As we all know, the Holiday Season is upon us. In addition to putting additional demands on our time, energy, money and very PRESENCE, it is also a time when domestic abuse increases. Unfortunately, this is also a time of increased demand on law enforcement and other agencies that should be here for the victims of abuse. But because of these increased demands, it's likely that law enforcement will not be as readily available or as responsive as they need to be. With this in mind, I am asking that any of you who are actively posting or are still not comfortable with posting to please, please, please, MAKE A SAFETY PLAN of some sort. If you can't get to a DV agency advocate who can assist you in making one, at least check out the webpages for this board. The link for it can be found in the very first post on this board. Within those webpages are resources for making your own safety plans, from the very simplest to the most complex. No white knight is going to come charging up on his mighty steed to "rescue" you and take you away to "happily ever after".

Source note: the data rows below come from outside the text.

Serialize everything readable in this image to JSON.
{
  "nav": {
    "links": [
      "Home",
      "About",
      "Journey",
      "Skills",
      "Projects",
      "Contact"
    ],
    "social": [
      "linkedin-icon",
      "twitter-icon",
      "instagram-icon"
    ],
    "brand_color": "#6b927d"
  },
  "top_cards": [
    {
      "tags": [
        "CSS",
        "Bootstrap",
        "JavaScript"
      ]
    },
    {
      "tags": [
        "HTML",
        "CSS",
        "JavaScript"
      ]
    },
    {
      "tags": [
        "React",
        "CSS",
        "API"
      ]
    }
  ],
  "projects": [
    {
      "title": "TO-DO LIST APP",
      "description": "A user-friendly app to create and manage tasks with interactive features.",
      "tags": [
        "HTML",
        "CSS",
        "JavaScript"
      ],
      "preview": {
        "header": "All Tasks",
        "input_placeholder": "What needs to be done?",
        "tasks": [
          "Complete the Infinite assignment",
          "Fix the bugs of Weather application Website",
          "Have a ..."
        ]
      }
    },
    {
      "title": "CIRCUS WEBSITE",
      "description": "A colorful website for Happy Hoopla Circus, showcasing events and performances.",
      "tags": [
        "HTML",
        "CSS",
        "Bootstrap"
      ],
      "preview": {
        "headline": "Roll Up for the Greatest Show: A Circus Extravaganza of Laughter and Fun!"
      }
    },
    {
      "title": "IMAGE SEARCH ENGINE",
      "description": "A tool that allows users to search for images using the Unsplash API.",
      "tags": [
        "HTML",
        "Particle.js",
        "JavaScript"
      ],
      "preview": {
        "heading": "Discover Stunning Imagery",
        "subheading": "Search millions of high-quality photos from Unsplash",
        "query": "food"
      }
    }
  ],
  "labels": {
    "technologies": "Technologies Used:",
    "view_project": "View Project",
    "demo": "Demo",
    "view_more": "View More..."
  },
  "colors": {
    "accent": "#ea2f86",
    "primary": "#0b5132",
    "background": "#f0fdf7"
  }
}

I realize that many of us who are not out of our abusive relationships have no idea where to turn or what to do as a result of the conditioning we experience at the hands of the abuser in our lives. It is at this time of the year that I feel the most helpless, powerless, and angry, because I know that the abuse is increasing and the resources are dwindling. I belong to a Facebook group called Domestic Violence Crime Watch, which was created and is maintained by two former members, one of whom was a community leader for this board when I first joined here. Once I have gotten squared away with my new position, and after the Holidays are over, I will be working with them on some special projects, in addition to what I do here. I am PASSIONATE in my belief that EDUCATION about domestic violence/abuse is probably the single most important thing we can do to help bring about an end to it. Our legal systems desperately need education, our schools need to teach about it, our churches need to talk about it and our communities need to stand united against it. In order to accomplish this, we all, as victims, survivors, or family and friends of someone who is, need to do one thing and that is
BREAK THE SILENCE, END THE VIOLENCE.
Domestic abuse thrives in secrecy and silence. I will be silent no more, I will not keep quiet about it any longer. My name is Hylan and I AM A SURVIVOR.